European Commission survey shows citizens worry about interference ahead of the European elections

Brussels, 26 November 2018
The European Commission dedicates its annual Fundamental Rights Colloquium to “Democracy in the EU” at a time when Europeans worry about interference in elections.
A new Eurobarometer survey sheds light on the expectations of Europeans for the May 2019 European elections and what would motivate them to cast their vote. It also shows that a majority of EU citizens are worried that disinformation campaigns, data breaches and cyberattacks will interfere with electoral processes.

What Europeans want ahead of European elections
• 42 % of Europeans went to the polls for the 2014 European elections. The figures published today indicate what could bring more Europeans to vote:
• 43 % of the respondents would like to receive more information on the EU and its impact on their daily lives;
• 31 % want more young people standing as candidates.

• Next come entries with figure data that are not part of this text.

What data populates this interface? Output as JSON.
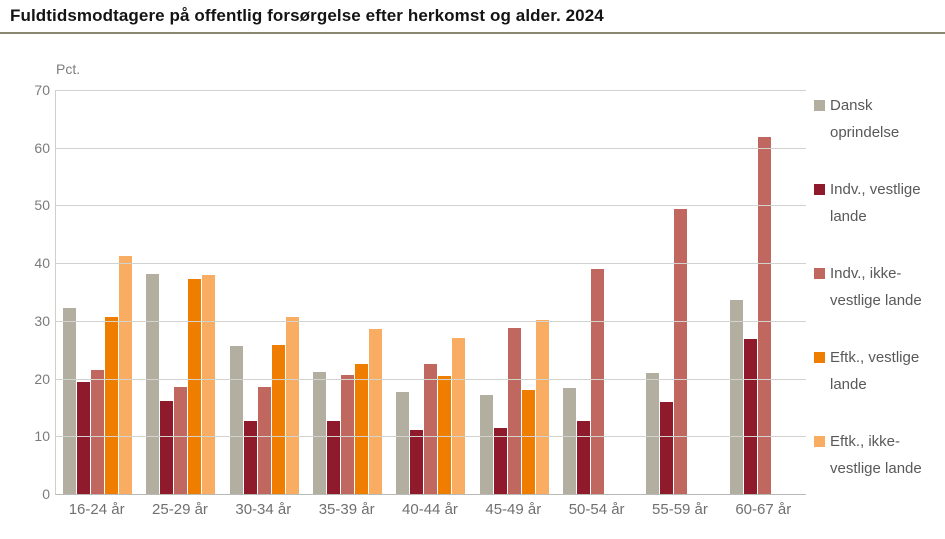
{
  "title": "Fuldtidsmodtagere på offentlig forsørgelse efter herkomst og alder. 2024",
  "chart_data": {
    "type": "bar",
    "unit_label": "Pct.",
    "categories": [
      "16-24 år",
      "25-29 år",
      "30-34 år",
      "35-39 år",
      "40-44 år",
      "45-49 år",
      "50-54 år",
      "55-59 år",
      "60-67 år"
    ],
    "series": [
      {
        "name": "Dansk oprindelse",
        "color": "#b2afa0",
        "values": [
          32.2,
          38.2,
          25.6,
          21.1,
          17.7,
          17.2,
          18.4,
          21.0,
          33.7
        ]
      },
      {
        "name": "Indv., vestlige lande",
        "color": "#8e1a2b",
        "values": [
          19.4,
          16.2,
          12.6,
          12.7,
          11.1,
          11.5,
          12.7,
          15.9,
          26.9
        ]
      },
      {
        "name": "Indv., ikke-vestlige lande",
        "color": "#c0675f",
        "values": [
          21.5,
          18.6,
          18.6,
          20.6,
          22.6,
          28.8,
          39.0,
          49.4,
          61.9
        ]
      },
      {
        "name": "Eftk., vestlige lande",
        "color": "#ee7d00",
        "values": [
          30.6,
          37.3,
          25.8,
          22.5,
          20.4,
          18.0,
          null,
          null,
          null
        ]
      },
      {
        "name": "Eftk., ikke-vestlige lande",
        "color": "#f8ad62",
        "values": [
          41.2,
          38.0,
          30.6,
          28.6,
          27.0,
          30.2,
          null,
          null,
          null
        ]
      }
    ],
    "ylabel": "Pct.",
    "xlabel": "",
    "ylim": [
      0,
      70
    ],
    "ytick_step": 10,
    "grid": true,
    "legend_position": "right"
  },
  "colors": {
    "title_rule": "#8a8773",
    "gridline": "#d2d2cf",
    "axis_text": "#7b7b7b",
    "legend_text": "#595959"
  }
}
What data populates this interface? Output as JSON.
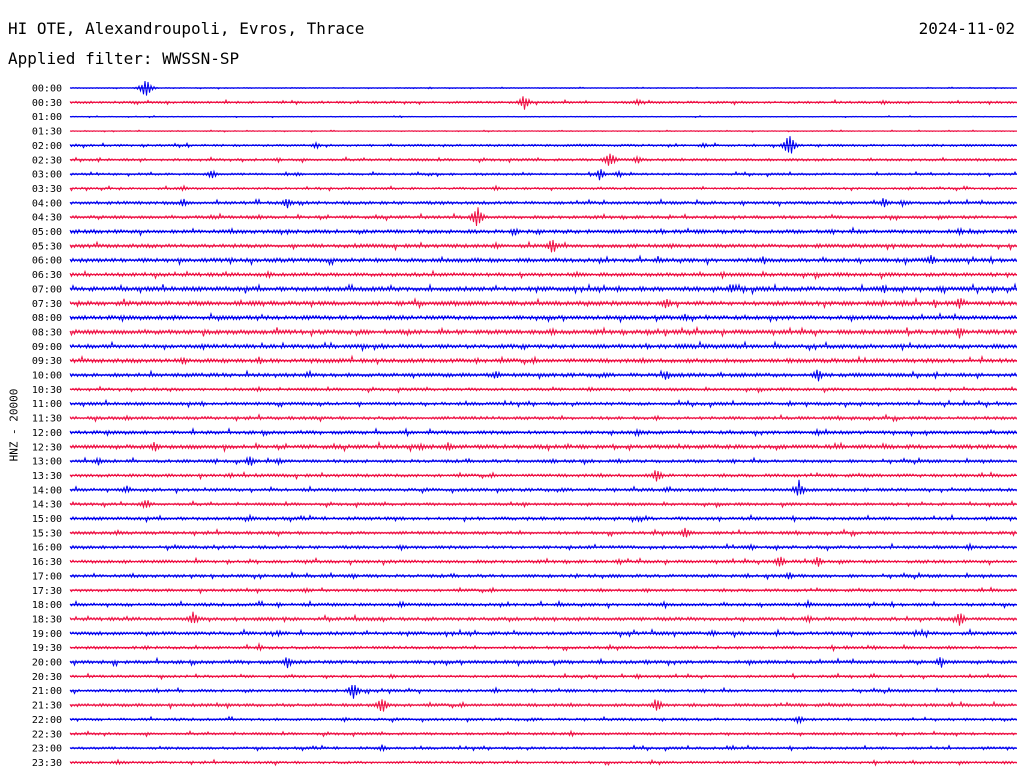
{
  "header": {
    "station": "HI OTE, Alexandroupoli, Evros, Thrace",
    "date": "2024-11-02",
    "filter": "Applied filter: WWSSN-SP"
  },
  "chart_data": {
    "type": "line",
    "title": "HI OTE, Alexandroupoli, Evros, Thrace",
    "date": "2024-11-02",
    "subtitle": "Applied filter: WWSSN-SP",
    "ylabel": "HNZ - 20000",
    "xlabel": "",
    "row_colors": [
      "#0000ee",
      "#ee1144"
    ],
    "rows": [
      {
        "time": "00:00",
        "noise": 0.3,
        "events": [
          [
            0.08,
            12
          ]
        ]
      },
      {
        "time": "00:30",
        "noise": 0.7,
        "events": [
          [
            0.48,
            9
          ],
          [
            0.6,
            4
          ],
          [
            0.86,
            3
          ]
        ]
      },
      {
        "time": "01:00",
        "noise": 0.3,
        "events": []
      },
      {
        "time": "01:30",
        "noise": 0.3,
        "events": []
      },
      {
        "time": "02:00",
        "noise": 0.7,
        "events": [
          [
            0.26,
            4
          ],
          [
            0.67,
            3
          ],
          [
            0.76,
            14
          ]
        ]
      },
      {
        "time": "02:30",
        "noise": 0.8,
        "events": [
          [
            0.57,
            11
          ],
          [
            0.6,
            5
          ],
          [
            0.22,
            3
          ]
        ]
      },
      {
        "time": "03:00",
        "noise": 0.7,
        "events": [
          [
            0.15,
            6
          ],
          [
            0.24,
            3
          ],
          [
            0.56,
            7
          ],
          [
            0.58,
            4
          ]
        ]
      },
      {
        "time": "03:30",
        "noise": 0.7,
        "events": [
          [
            0.12,
            3
          ],
          [
            0.45,
            3
          ]
        ]
      },
      {
        "time": "04:00",
        "noise": 1.0,
        "events": [
          [
            0.12,
            5
          ],
          [
            0.23,
            7
          ],
          [
            0.86,
            6
          ],
          [
            0.88,
            4
          ]
        ]
      },
      {
        "time": "04:30",
        "noise": 1.0,
        "events": [
          [
            0.43,
            14
          ],
          [
            0.2,
            3
          ],
          [
            0.15,
            3
          ]
        ]
      },
      {
        "time": "05:00",
        "noise": 1.2,
        "events": [
          [
            0.47,
            5
          ],
          [
            0.94,
            5
          ],
          [
            0.23,
            3
          ]
        ]
      },
      {
        "time": "05:30",
        "noise": 1.2,
        "events": [
          [
            0.51,
            10
          ],
          [
            0.45,
            4
          ]
        ]
      },
      {
        "time": "06:00",
        "noise": 1.3,
        "events": [
          [
            0.91,
            7
          ],
          [
            0.17,
            4
          ]
        ]
      },
      {
        "time": "06:30",
        "noise": 1.2,
        "events": [
          [
            0.21,
            5
          ],
          [
            0.69,
            4
          ]
        ]
      },
      {
        "time": "07:00",
        "noise": 1.4,
        "events": [
          [
            0.58,
            4
          ],
          [
            0.7,
            5
          ],
          [
            0.86,
            5
          ],
          [
            0.92,
            4
          ]
        ]
      },
      {
        "time": "07:30",
        "noise": 1.4,
        "events": [
          [
            0.63,
            8
          ],
          [
            0.94,
            7
          ],
          [
            0.88,
            4
          ]
        ]
      },
      {
        "time": "08:00",
        "noise": 1.3,
        "events": [
          [
            0.65,
            5
          ],
          [
            0.11,
            3
          ]
        ]
      },
      {
        "time": "08:30",
        "noise": 1.4,
        "events": [
          [
            0.51,
            5
          ],
          [
            0.94,
            7
          ],
          [
            0.61,
            3
          ]
        ]
      },
      {
        "time": "09:00",
        "noise": 1.3,
        "events": [
          [
            0.33,
            3
          ],
          [
            0.65,
            3
          ]
        ]
      },
      {
        "time": "09:30",
        "noise": 1.3,
        "events": [
          [
            0.12,
            5
          ],
          [
            0.2,
            5
          ],
          [
            0.43,
            4
          ]
        ]
      },
      {
        "time": "10:00",
        "noise": 1.2,
        "events": [
          [
            0.45,
            6
          ],
          [
            0.63,
            6
          ],
          [
            0.79,
            8
          ],
          [
            0.25,
            3
          ]
        ]
      },
      {
        "time": "10:30",
        "noise": 0.9,
        "events": [
          [
            0.2,
            3
          ],
          [
            0.55,
            3
          ]
        ]
      },
      {
        "time": "11:00",
        "noise": 1.0,
        "events": [
          [
            0.14,
            3
          ],
          [
            0.76,
            3
          ]
        ]
      },
      {
        "time": "11:30",
        "noise": 1.0,
        "events": [
          [
            0.06,
            3
          ],
          [
            0.62,
            3
          ]
        ]
      },
      {
        "time": "12:00",
        "noise": 1.1,
        "events": [
          [
            0.13,
            3
          ],
          [
            0.6,
            4
          ],
          [
            0.79,
            4
          ]
        ]
      },
      {
        "time": "12:30",
        "noise": 1.3,
        "events": [
          [
            0.09,
            7
          ],
          [
            0.37,
            5
          ],
          [
            0.4,
            6
          ]
        ]
      },
      {
        "time": "13:00",
        "noise": 1.0,
        "events": [
          [
            0.03,
            5
          ],
          [
            0.19,
            7
          ],
          [
            0.22,
            4
          ],
          [
            0.51,
            3
          ],
          [
            0.58,
            3
          ]
        ]
      },
      {
        "time": "13:30",
        "noise": 1.0,
        "events": [
          [
            0.62,
            9
          ],
          [
            0.17,
            3
          ]
        ]
      },
      {
        "time": "14:00",
        "noise": 1.0,
        "events": [
          [
            0.06,
            5
          ],
          [
            0.77,
            11
          ],
          [
            0.63,
            3
          ]
        ]
      },
      {
        "time": "14:30",
        "noise": 0.9,
        "events": [
          [
            0.08,
            7
          ],
          [
            0.48,
            3
          ]
        ]
      },
      {
        "time": "15:00",
        "noise": 1.0,
        "events": [
          [
            0.19,
            4
          ],
          [
            0.6,
            3
          ]
        ]
      },
      {
        "time": "15:30",
        "noise": 1.0,
        "events": [
          [
            0.65,
            7
          ],
          [
            0.05,
            3
          ]
        ]
      },
      {
        "time": "16:00",
        "noise": 1.0,
        "events": [
          [
            0.72,
            4
          ],
          [
            0.95,
            4
          ],
          [
            0.35,
            3
          ]
        ]
      },
      {
        "time": "16:30",
        "noise": 1.0,
        "events": [
          [
            0.75,
            8
          ],
          [
            0.79,
            7
          ],
          [
            0.58,
            3
          ]
        ]
      },
      {
        "time": "17:00",
        "noise": 1.0,
        "events": [
          [
            0.76,
            5
          ],
          [
            0.3,
            3
          ]
        ]
      },
      {
        "time": "17:30",
        "noise": 0.9,
        "events": [
          [
            0.61,
            3
          ],
          [
            0.25,
            3
          ]
        ]
      },
      {
        "time": "18:00",
        "noise": 1.0,
        "events": [
          [
            0.35,
            4
          ],
          [
            0.78,
            4
          ],
          [
            0.22,
            3
          ]
        ]
      },
      {
        "time": "18:30",
        "noise": 1.1,
        "events": [
          [
            0.13,
            9
          ],
          [
            0.94,
            9
          ],
          [
            0.78,
            5
          ]
        ]
      },
      {
        "time": "19:00",
        "noise": 1.1,
        "events": [
          [
            0.22,
            4
          ],
          [
            0.68,
            4
          ],
          [
            0.9,
            4
          ]
        ]
      },
      {
        "time": "19:30",
        "noise": 0.9,
        "events": [
          [
            0.08,
            3
          ],
          [
            0.2,
            4
          ],
          [
            0.85,
            3
          ]
        ]
      },
      {
        "time": "20:00",
        "noise": 1.1,
        "events": [
          [
            0.23,
            7
          ],
          [
            0.92,
            7
          ],
          [
            0.61,
            3
          ]
        ]
      },
      {
        "time": "20:30",
        "noise": 0.8,
        "events": [
          [
            0.6,
            3
          ],
          [
            0.34,
            3
          ]
        ]
      },
      {
        "time": "21:00",
        "noise": 0.9,
        "events": [
          [
            0.3,
            12
          ],
          [
            0.45,
            3
          ]
        ]
      },
      {
        "time": "21:30",
        "noise": 1.0,
        "events": [
          [
            0.33,
            10
          ],
          [
            0.62,
            9
          ]
        ]
      },
      {
        "time": "22:00",
        "noise": 0.8,
        "events": [
          [
            0.77,
            5
          ],
          [
            0.29,
            3
          ]
        ]
      },
      {
        "time": "22:30",
        "noise": 0.8,
        "events": [
          [
            0.53,
            3
          ]
        ]
      },
      {
        "time": "23:00",
        "noise": 0.8,
        "events": [
          [
            0.33,
            4
          ],
          [
            0.7,
            3
          ]
        ]
      },
      {
        "time": "23:30",
        "noise": 0.8,
        "events": [
          [
            0.05,
            3
          ]
        ]
      }
    ]
  }
}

Concerns related to elections
Today’s figures show that Europeans are worried about interference in the elections:
• 61% worry that elections can be manipulated through cyberattacks,
• 59% worry about foreign actors and criminal groups influencing elections
• 67% worry that personal data left online could be used to target the political messages they see.

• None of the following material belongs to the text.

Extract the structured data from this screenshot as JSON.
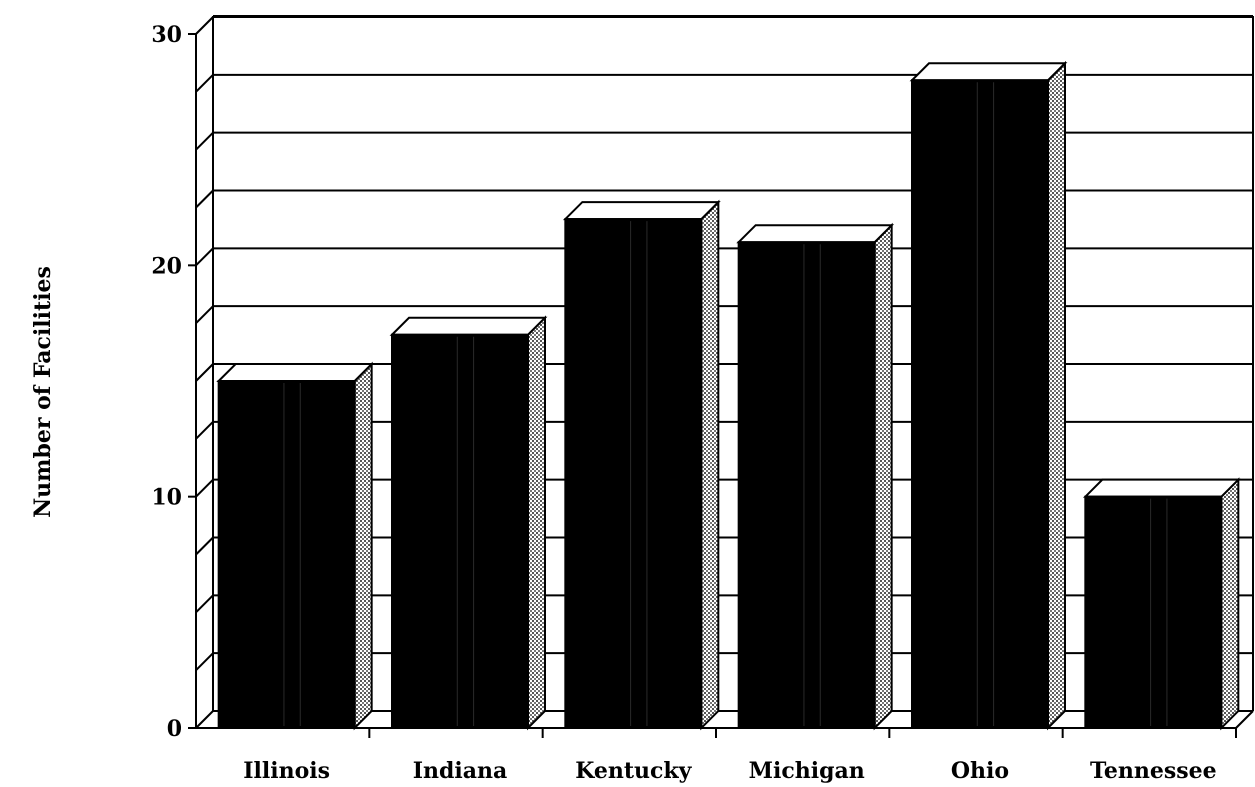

But Europeans overwhelmingly agree (74- 81%) on the way to tackle these threats:
• by introducing more transparency to online social media platforms, including on clearly indicating who is behind online advertisement;
by giving equal opportunities to all political parties to access online services to compete for voters’ attention;
• by giving a right to reply for candidates or political parties on social media;
• by introducing the same silence period online as already exists for traditional media.

In September, the European Commission already put forward a set of concrete measures to make sure that next year’s European Parliament elections are organised in a free, fair and secure manner. The measures include greater transparency in online political advertisements and the possibility to impose sanctions for the illegal use of personal data in order to deliberately influence the outcome of the European elections.